Димити снова кивнула и быстро повернулась, однако не для того, чтобы отправиться искать девочек, а чтобы убежать.
В конце августа с моря пришел туман, похожий на огромную вздыбившуюся волну, которая перехлестнула через утесы и накатилась на берег на добрые полмили вглубь него. Казалось, можно было увидеть висящие в воздухе капельки воды, почти готовые пролиться дождем.
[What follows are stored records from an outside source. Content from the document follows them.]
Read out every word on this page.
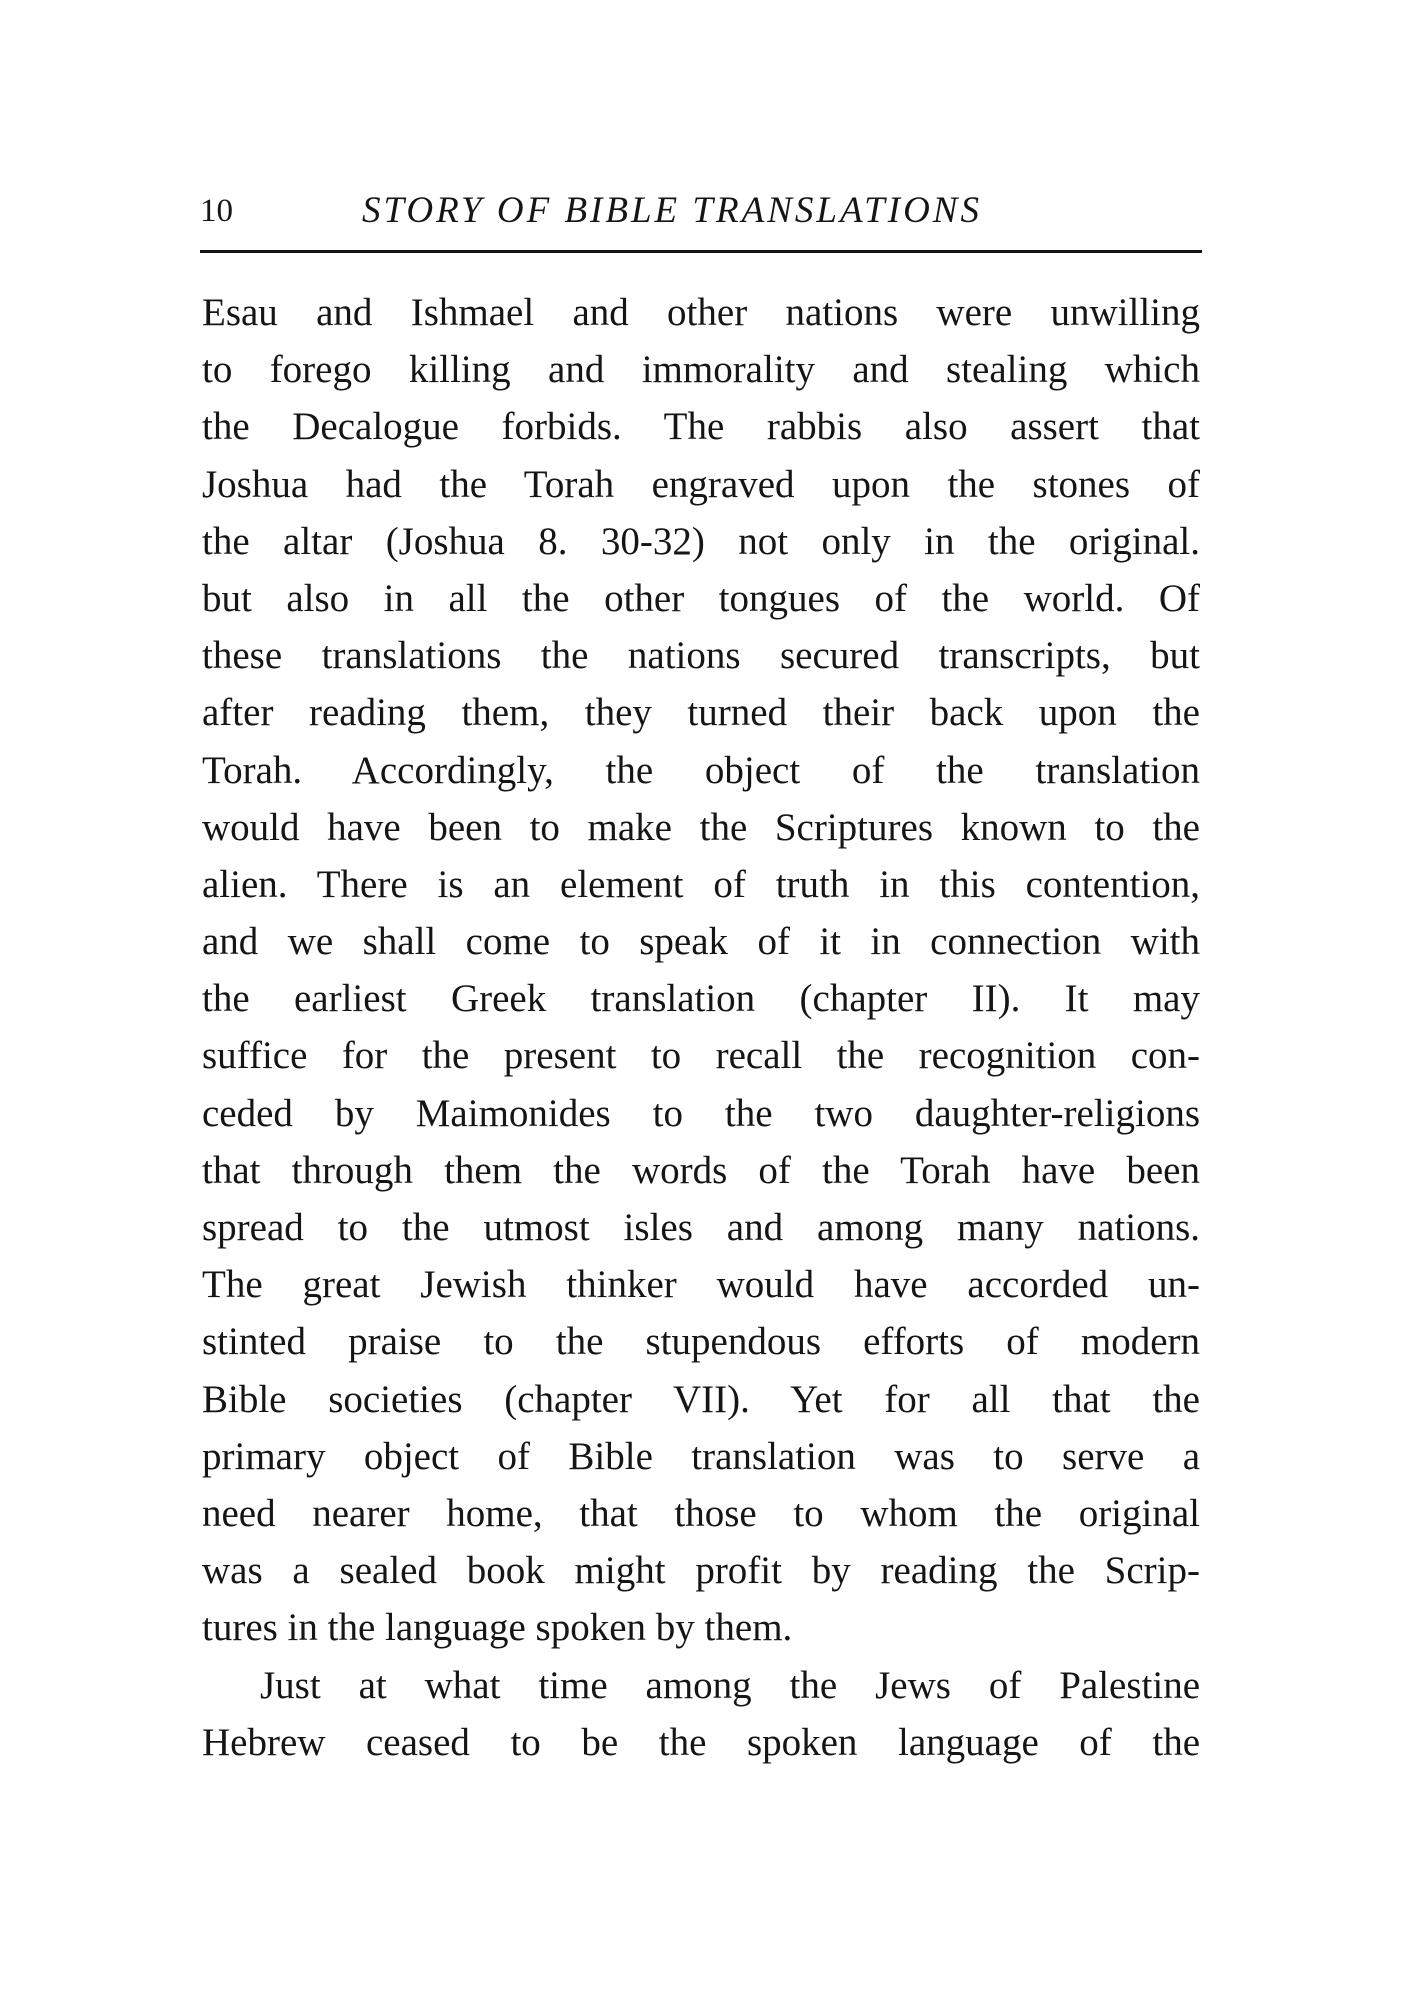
10	STORY OF BIBLE TRANSLATIONS
Esau and Ishmael and other nations were unwilling
to forego killing and immorality and stealing which
the Decalogue forbids. The rabbis also assert that
Joshua had the Torah engraved upon the stones of
the altar (Joshua 8. 30-32) not only in the original.
but also in all the other tongues of the world. Of
these translations the nations secured transcripts, but
after reading them, they turned their back upon the
Torah. Accordingly, the object of the translation
would have been to make the Scriptures known to the
alien. There is an element of truth in this contention,
and we shall come to speak of it in connection with
the earliest Greek translation (chapter II). It may
suffice for the present to recall the recognition con-
ceded by Maimonides to the two daughter-religions
that through them the words of the Torah have been
spread to the utmost isles and among many nations.
The great Jewish thinker would have accorded un-
stinted praise to the stupendous efforts of modern
Bible societies (chapter VII). Yet for all that the
primary object of Bible translation was to serve a
need nearer home, that those to whom the original
was a sealed book might profit by reading the Scrip-
tures in the language spoken by them.
Just at what time among the Jews of Palestine
Hebrew ceased to be the spoken language of the
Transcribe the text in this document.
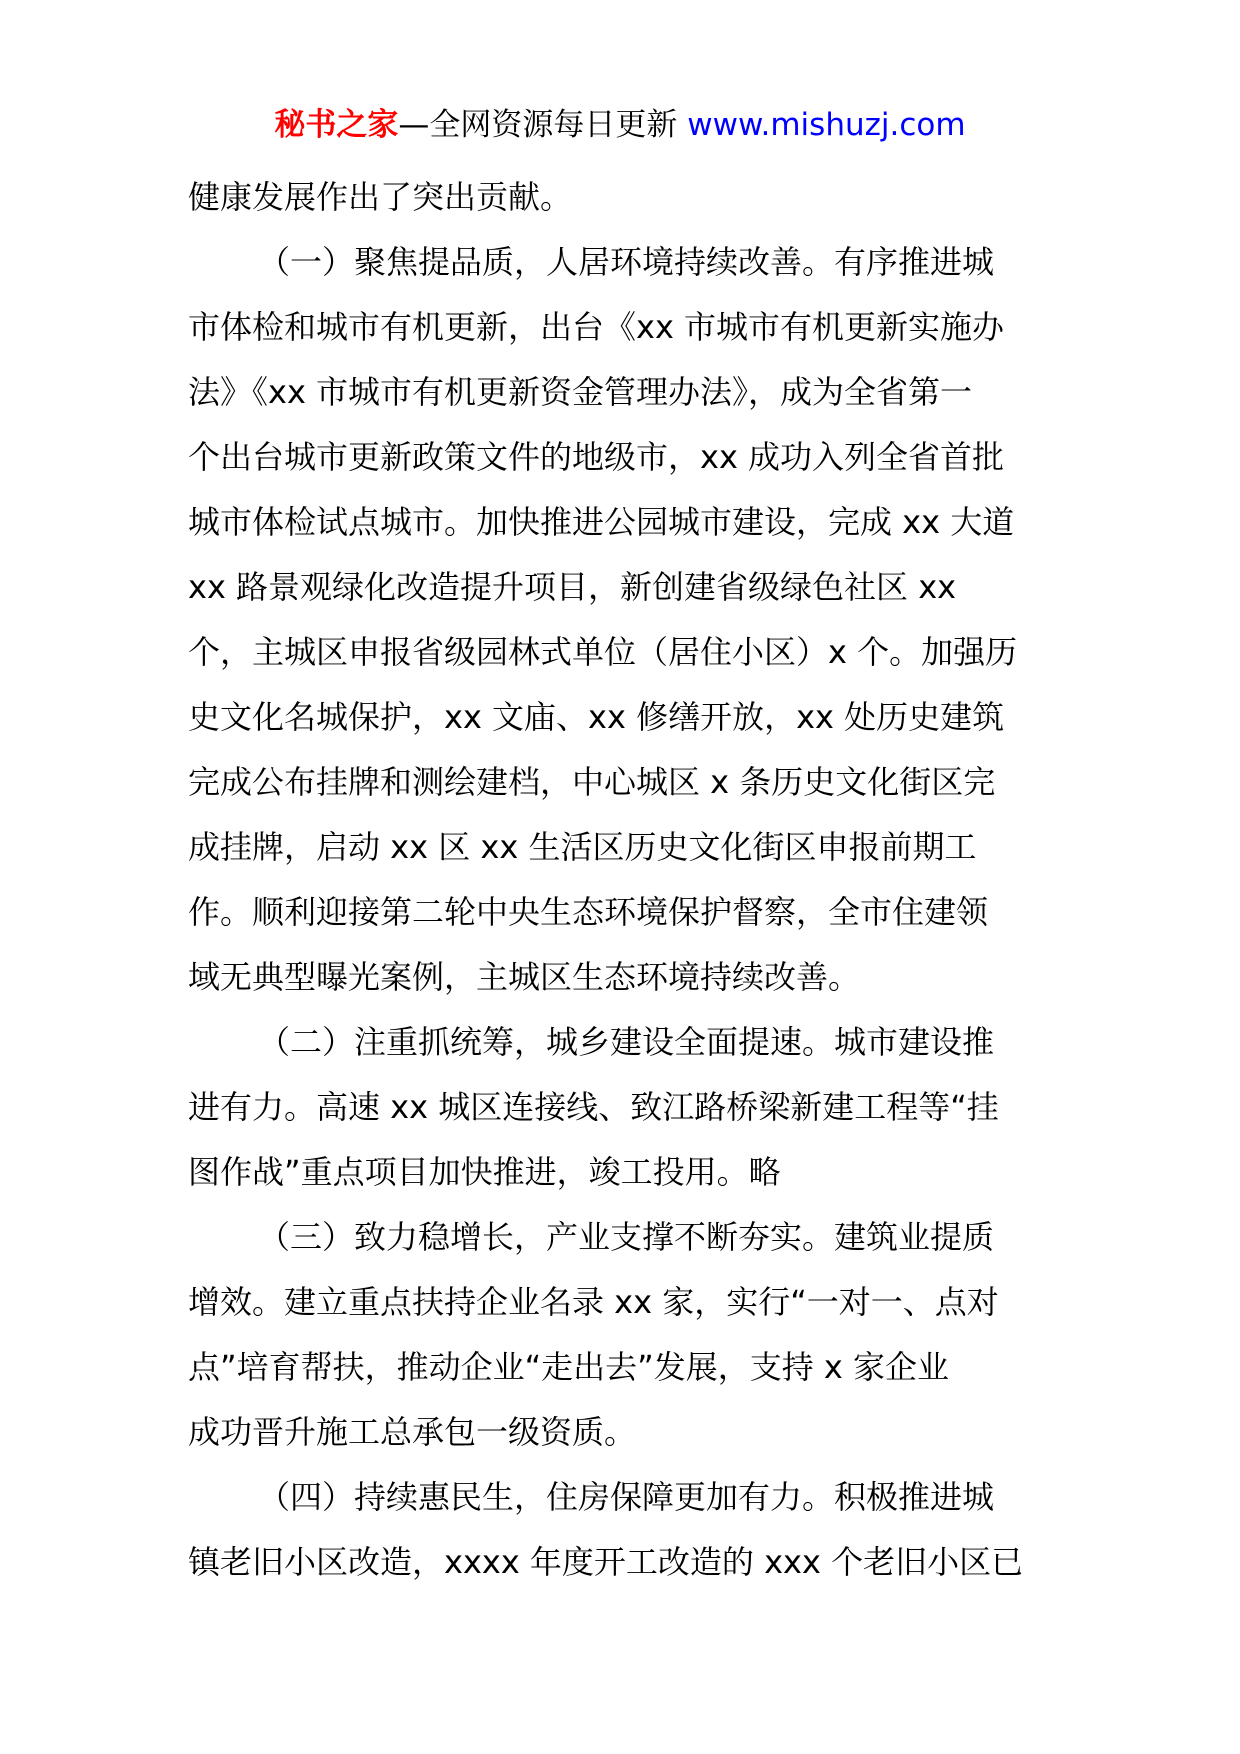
秘书之家—全网资源每日更新 www.mishuzj.com
健康发展作出了突出贡献。
（一）聚焦提品质，人居环境持续改善。有序推进城
市体检和城市有机更新，出台《xx 市城市有机更新实施办
法》《xx 市城市有机更新资金管理办法》，成为全省第一
个出台城市更新政策文件的地级市，xx 成功入列全省首批
城市体检试点城市。加快推进公园城市建设，完成 xx 大道
xx 路景观绿化改造提升项目，新创建省级绿色社区 xx
个，主城区申报省级园林式单位（居住小区）x 个。加强历
史文化名城保护，xx 文庙、xx 修缮开放，xx 处历史建筑
完成公布挂牌和测绘建档，中心城区 x 条历史文化街区完
成挂牌，启动 xx 区 xx 生活区历史文化街区申报前期工
作。顺利迎接第二轮中央生态环境保护督察，全市住建领
域无典型曝光案例，主城区生态环境持续改善。
（二）注重抓统筹，城乡建设全面提速。城市建设推
进有力。高速 xx 城区连接线、致江路桥梁新建工程等“挂
图作战”重点项目加快推进，竣工投用。略
（三）致力稳增长，产业支撑不断夯实。建筑业提质
增效。建立重点扶持企业名录 xx 家，实行“一对一、点对
点”培育帮扶，推动企业“走出去”发展，支持 x 家企业
成功晋升施工总承包一级资质。
（四）持续惠民生，住房保障更加有力。积极推进城
镇老旧小区改造，xxxx 年度开工改造的 xxx 个老旧小区已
Почти. Летом подобное случалось редко, но не являлось чем-то совсем неслыханным. В первые два дня Делфине и Элоди такая погода даже нравилась. Они набрасывали на плечи покрывала и играли в разбойников либо в «убийство в темноте», причем переименовали игру в «убийство в тумане»[71]. Они втроем бегали по саду и по пастбищу, находящемуся невдалеке от утесов, внезапно появляясь друг перед другом и с восторгом визжа от деланого страха. Элоди попросила Димити рассказать ей о привидениях и с широко раскрытыми глазами выслушала историю о целой армии утонувших викингов, которые вышли в море из Уэрхэма, чтобы напасть на саксов в Эксетере[72]. Но во время шторма их корабли потерпели крушение в Суонеджской бухте. И в годовщину их смерти они каждый год на протяжении вот уже почти тысячи лет бродят по берегу и окружающим утесам, откашливая воду и водоросли, пытаясь найти своих лошадей и свои затонувшие сокровища, а также людей, животы которых смогли бы распороть своими мечами! Элоди слушала как зачарованная, крепко ухватив юбку Димити в кулачки, раскрыв рот от восхищения и ужаса. От влаги их волосы стали мягкими и висели, как пакля. Звук в воздухе распространялся плохо, и сказанные слова не летели к собеседнику, а падали, как несильно брошенный камешек. Сам туман походил на некий плащ, который накрывал весь мир, делая его загадочным и невидимым. На третий день все это приелось. Элоди стала угрюмой, а Делфина тихой и обеспокоенной. Обе проводили все больше времени в доме, едва прислушиваясь к бормотанию радиоприемника. Делфина лежала на кушетке, читая какой-нибудь роман или журнал «Компаньонка»[73], а Элоди прилежно рисовала за столом, то и дело хмурясь и выбрасывая один за другим листки с неудачными набросками. Когда Димити постучала в дверь, Селеста провела гостью в дом. Было похоже, что она почувствовала при этом облегчение. На лице у нее застыло напряженное и нетерпеливое выражение, словно она долго ждала чего-то важного.